Par Andrew Korybko − Le 11 Février 2020 − Source One World
Le Grand Partenariat eurasiatique de la Russie envisage le rassemblement pacifique du supercontinent dans l’intérêt commun de la paix, de la stabilité et du développement, grâce à la stratégie d’« équilibre » de Moscou ces dernières années, pratiquée pour la première fois dans la région du Moyen-Orient, l’une des régions les plus importantes du monde pour le succès de cette construction hémisphérique.
Le grand Partenariat eurasiatique
La politique étrangère russe et, plus largement, la grande stratégie fait l’objet de vives discussions entre les experts du monde entier, mais tous les observateurs feraient bien d’accepter quelques faits objectifs sur la vision directrice de la Russie lorsqu’ils écrivent des analyses sur ce sujet.
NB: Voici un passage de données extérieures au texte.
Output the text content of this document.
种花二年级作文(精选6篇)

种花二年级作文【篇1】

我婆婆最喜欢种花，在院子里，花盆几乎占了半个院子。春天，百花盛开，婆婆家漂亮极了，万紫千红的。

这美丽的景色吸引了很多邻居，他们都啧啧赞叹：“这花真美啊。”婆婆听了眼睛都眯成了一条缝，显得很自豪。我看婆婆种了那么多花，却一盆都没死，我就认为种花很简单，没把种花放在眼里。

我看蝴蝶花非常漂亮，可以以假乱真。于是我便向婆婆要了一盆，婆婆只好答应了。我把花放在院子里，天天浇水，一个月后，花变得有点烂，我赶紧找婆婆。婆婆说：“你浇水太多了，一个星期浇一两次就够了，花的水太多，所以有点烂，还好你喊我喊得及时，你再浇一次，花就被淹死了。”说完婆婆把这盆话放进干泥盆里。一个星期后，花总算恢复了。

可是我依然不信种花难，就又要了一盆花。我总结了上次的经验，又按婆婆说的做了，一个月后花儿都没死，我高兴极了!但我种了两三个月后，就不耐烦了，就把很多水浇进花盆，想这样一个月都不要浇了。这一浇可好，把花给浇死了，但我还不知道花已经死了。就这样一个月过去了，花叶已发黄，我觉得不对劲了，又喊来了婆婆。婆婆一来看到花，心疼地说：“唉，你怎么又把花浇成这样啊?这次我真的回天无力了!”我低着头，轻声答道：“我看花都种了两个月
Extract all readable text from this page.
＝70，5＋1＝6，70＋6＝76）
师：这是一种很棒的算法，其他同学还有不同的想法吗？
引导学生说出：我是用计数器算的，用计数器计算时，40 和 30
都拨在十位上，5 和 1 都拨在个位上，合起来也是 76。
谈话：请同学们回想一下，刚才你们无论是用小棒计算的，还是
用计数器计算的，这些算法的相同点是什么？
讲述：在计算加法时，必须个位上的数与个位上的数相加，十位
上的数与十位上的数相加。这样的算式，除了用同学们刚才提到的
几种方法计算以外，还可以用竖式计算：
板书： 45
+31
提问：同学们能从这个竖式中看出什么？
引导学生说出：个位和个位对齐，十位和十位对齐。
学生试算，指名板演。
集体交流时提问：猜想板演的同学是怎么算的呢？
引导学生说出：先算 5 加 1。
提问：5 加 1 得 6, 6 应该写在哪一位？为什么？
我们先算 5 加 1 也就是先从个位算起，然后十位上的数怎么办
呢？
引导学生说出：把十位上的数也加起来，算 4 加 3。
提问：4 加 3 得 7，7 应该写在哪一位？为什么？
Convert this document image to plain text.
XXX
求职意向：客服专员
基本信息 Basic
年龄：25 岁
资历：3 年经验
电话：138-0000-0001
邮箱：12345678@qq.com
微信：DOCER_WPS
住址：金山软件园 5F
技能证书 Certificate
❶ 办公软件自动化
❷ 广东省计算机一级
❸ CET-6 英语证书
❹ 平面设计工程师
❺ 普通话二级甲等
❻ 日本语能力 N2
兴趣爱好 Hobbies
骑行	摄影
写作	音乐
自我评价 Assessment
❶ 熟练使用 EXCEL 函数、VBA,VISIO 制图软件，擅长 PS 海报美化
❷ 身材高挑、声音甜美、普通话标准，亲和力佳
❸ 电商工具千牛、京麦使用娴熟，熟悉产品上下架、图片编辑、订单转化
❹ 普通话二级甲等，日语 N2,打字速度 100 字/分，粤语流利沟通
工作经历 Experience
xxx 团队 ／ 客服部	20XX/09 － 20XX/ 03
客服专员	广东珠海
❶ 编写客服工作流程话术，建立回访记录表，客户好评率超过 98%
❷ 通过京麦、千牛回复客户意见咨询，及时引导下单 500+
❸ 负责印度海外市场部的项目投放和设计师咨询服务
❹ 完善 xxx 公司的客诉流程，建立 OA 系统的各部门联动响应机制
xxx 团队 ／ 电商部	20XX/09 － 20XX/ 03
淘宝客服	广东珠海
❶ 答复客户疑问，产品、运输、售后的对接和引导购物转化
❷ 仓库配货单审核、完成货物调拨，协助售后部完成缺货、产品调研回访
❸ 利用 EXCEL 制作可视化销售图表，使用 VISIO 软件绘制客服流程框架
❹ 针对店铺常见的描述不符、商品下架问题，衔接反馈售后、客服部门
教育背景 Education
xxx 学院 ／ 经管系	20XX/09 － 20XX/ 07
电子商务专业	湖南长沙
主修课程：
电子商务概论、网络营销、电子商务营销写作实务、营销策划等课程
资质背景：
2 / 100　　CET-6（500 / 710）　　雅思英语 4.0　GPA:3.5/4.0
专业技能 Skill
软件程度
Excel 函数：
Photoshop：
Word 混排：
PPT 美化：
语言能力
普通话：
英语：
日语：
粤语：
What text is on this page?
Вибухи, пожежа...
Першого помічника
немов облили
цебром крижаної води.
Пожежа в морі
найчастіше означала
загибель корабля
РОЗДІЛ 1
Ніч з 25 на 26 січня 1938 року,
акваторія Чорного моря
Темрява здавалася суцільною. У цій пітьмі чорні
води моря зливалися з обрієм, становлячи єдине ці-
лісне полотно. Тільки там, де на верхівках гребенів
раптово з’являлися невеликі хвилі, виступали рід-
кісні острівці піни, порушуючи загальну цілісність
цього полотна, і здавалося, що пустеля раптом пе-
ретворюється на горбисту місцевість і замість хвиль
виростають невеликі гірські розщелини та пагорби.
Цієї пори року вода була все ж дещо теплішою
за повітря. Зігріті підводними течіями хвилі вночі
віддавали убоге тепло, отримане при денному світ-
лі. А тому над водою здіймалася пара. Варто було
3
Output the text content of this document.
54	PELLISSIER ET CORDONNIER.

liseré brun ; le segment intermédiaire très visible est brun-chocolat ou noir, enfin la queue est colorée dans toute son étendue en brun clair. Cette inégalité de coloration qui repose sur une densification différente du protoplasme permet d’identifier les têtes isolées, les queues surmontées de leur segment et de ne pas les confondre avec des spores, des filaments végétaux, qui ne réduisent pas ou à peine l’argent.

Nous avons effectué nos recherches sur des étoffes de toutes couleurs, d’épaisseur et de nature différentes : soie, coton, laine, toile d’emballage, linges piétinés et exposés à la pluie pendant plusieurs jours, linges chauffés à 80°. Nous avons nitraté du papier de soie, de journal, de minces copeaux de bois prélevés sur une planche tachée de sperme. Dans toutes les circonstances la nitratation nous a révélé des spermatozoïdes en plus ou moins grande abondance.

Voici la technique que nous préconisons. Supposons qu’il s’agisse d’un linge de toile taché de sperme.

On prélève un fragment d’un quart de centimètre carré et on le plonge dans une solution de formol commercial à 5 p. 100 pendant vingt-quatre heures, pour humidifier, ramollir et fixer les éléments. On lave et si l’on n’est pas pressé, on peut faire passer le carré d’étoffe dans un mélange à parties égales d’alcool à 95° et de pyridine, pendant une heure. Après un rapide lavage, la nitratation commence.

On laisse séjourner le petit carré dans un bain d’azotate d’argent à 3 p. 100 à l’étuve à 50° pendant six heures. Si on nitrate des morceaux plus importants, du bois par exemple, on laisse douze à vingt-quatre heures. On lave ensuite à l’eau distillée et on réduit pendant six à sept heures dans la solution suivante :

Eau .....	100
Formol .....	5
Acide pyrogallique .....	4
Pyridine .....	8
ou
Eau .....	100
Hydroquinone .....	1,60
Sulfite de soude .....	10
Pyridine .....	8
La grande puissance eurasienne poursuit officiellement ce qu’elle appelle son Grand Partenariat eurasiatique, que le président Poutine a décrit lors de son discours d’ouverture du deuxième Forum des Nouvelles Routes de la Soie pour la coopération internationale à Pékin en avril dernier comme « un projet conçu pour intégrer les cadres d’intégration, et donc pour promouvoir un alignement plus étroit des divers processus d’intégration bilatéraux et multilatéraux qui sont actuellement en cours en Eurasie ». Dans la pratique, il est prévu que la Russie profite de sa position centrale en Eurasie pour relier le reste du territoire continental par des solutions créatives qui tirent parti de sa diplomatie classique et militaire.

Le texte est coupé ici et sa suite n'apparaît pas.